Rafael Lemos

Rafael Fonseca Lemos, 49 anos, é atleticano. Quando bebê, a primeira palavra que pronunciou foi Atlético, para desapontamento de sua mãe, que, talvez por isso, tenha virado coxa-branca. Advogado e amante da Língua Portuguesa, fez do Atlético sua lei e do atleticanismo sua cartilha. Foi colunista da Furacao.com de 2007 a 2009.

 

 

Só os heróis duram para sempre

04/06/2007


Quinta-feira, 31 de maio. Dor de cabeça e dor no fundo dos olhos. A boca parecia anestesiada. Saí da frente do computador, desci as escadas até chegar ao ambulatório da Secretaria Estadual da Saúde. A Ana mediu minha pressão: 16 por 12. Daí ela me deitou na maca e foi até a cantina pedir um chá de capim-limão para eu tomar. Fiquei olhando o teto do ambulatório. Dor de cabeça, dor na nuca, dor no fundo dos olhos, peito oprimido – parecia haver um saco de cimento sobre o meu esterno – a boca anestesiada e um olhar fixo no teto. Êta vida besta, meu Deus: se eu tivesse morrido naquela tarde, partiria desta vida sem ser notado e, pior, sem ter notado a vida. Tudo passa tão rápido.

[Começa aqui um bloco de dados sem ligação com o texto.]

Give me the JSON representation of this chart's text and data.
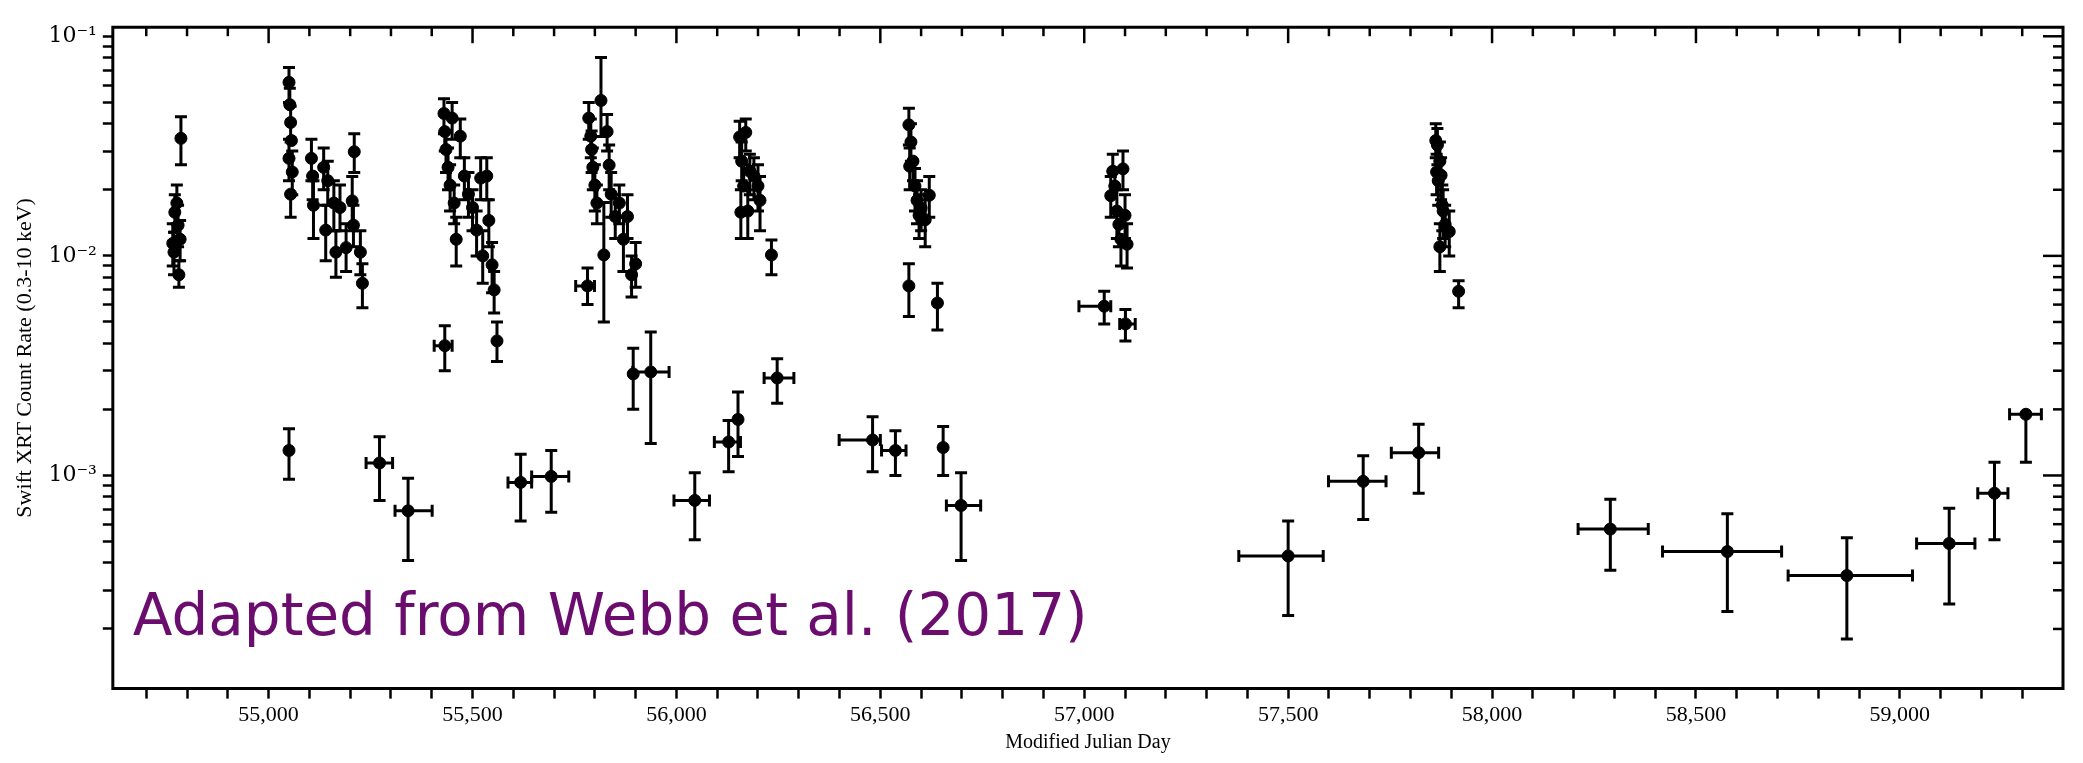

A Ana me trouxe o chá, tomei-o sem vontade alguma. Não fosse o carinho da Ana em oferecer o chá eu bem que tinha deixado tudo pela metade. Tomei tudo, em consideração a ela. Enfermeira dedicada, perguntou-me acerca dos meu hábitos de vida e de saúde. A cada resposta uma reprovação. Colesterol alto, sedentarismo e cigarro: era pra eu cortar tudo isso. Comecei pelo cigarro. Há uma semana não fumo. A falta do cigarro é terrível nos primeiros dias de abstinência. A falta do cigarro leva a gente a ter vontade de matar alguém e esmurrar paredes. Felizmente, há muito mais paredes à disposição para os meus socos do que vítimas em potencial para o homicídio. O cigarro é uma droga destrutiva que precisa ser banida de uma vez por todas da nossa sociedade, sem hesitações, sem meio-termo.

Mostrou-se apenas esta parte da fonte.